Now we have a President who is happy to invoke a loaded, racist threat by tweeting, “When the looting starts, the shooting starts.” And, while the answer to every political question cannot be Donald Trump, the fact is that the country is led by a demagogue whose political impulses are autocratic, whose rhetoric is deliberately divisive. No less infuriating is the fact that Trump, whose racist bona fides range from his 1989 campaign against the Central Park Five to his use of birtherism as a political launch pad, was elected by tens of millions of Americans who either endorsed his bigotry or were willing to tolerate it.
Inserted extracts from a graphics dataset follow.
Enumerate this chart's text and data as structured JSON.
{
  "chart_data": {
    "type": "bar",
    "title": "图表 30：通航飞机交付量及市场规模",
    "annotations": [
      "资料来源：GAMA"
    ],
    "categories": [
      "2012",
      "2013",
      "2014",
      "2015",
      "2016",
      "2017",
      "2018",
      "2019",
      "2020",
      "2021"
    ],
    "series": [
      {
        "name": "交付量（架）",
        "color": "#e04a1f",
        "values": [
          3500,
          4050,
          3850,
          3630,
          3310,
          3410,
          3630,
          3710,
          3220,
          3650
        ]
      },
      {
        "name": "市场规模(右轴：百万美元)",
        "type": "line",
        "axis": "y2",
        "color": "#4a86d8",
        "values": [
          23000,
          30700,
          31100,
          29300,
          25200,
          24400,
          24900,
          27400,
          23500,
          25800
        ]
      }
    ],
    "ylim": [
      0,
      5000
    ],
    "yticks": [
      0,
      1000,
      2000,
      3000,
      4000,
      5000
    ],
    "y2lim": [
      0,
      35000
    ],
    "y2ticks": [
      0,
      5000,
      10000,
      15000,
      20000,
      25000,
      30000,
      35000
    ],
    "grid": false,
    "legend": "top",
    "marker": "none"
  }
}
That base of support has not contracted to any significant degree, and persists still. Trump’s defeat in November is hardly assured.
And so, yes, there is anger, there is a kind of spiritual fatigue. “To look around the United States today is enough to make prophets and angels weep,” James Baldwin wrote, in 1978, and the same could be said of our moment. The uprising following the killing of George Floyd comes at a moment of wrenching uncertainty. The pandemic is an event of the natural world, but the scale of its consequences in this country reflects the indifference and incompetence of our leadership, particularly toward African-Americans and the poor. Black Americans are dying at three times the rate of white Americans of COVID-19.
It is already evident that Trump, who can no longer run for reëlection trumpeting economic achievement, will likely pivot and campaign, like George Wallace and Richard Nixon, in 1968, on “law and order”: his own autocratic, self-serving version of law and order. He rises in fury against Colin Kaepernick taking a knee in silent protest on an N.F.L. sideline; he exploits an act of killing in which an officer of the law takes a knee on the neck of George Floyd. He encourages armed protesters in Michigan who stormed the statehouse because the governor had the temerity to shut down non-essential businesses and require people to wear masks in public. He hints, via Twitter, that his MAGA supporters should come out on the streets. Four years ago, Trump raised fear in the country by portraying a dystopian world of “American carnage,” even as crime had been declining for years. Division is his talent. Who, really, is the agitator here?
In September, 1967, with little more than seven months left to live, King delivered a speech in Washington, D.C., in which he addressed a society “poisoned to its soul by racism” and the question of how to confront and overcome that malignancy. This was in the wake of uprisings in Detroit and many other American cities.
King considered the question not in the spirit of endorsement but of comprehension. Urban riots, he said, using the language of the day, “may be deplored, but . . . they are not insurrections. The rioters are not seeking to seize territory or to attain control of institutions. They are mainly intended to shock the white community. They are a distorted form of social protest.” Even looting, he insisted, is an act of catharsis, a form of “shocking” the white community “by abusing property rights.” Then King quoted Victor Hugo to deepen his point: “If a soul is left in the darkness, sins will be committed. The guilty one is not he who commits the sin, but he who causes the darkness.”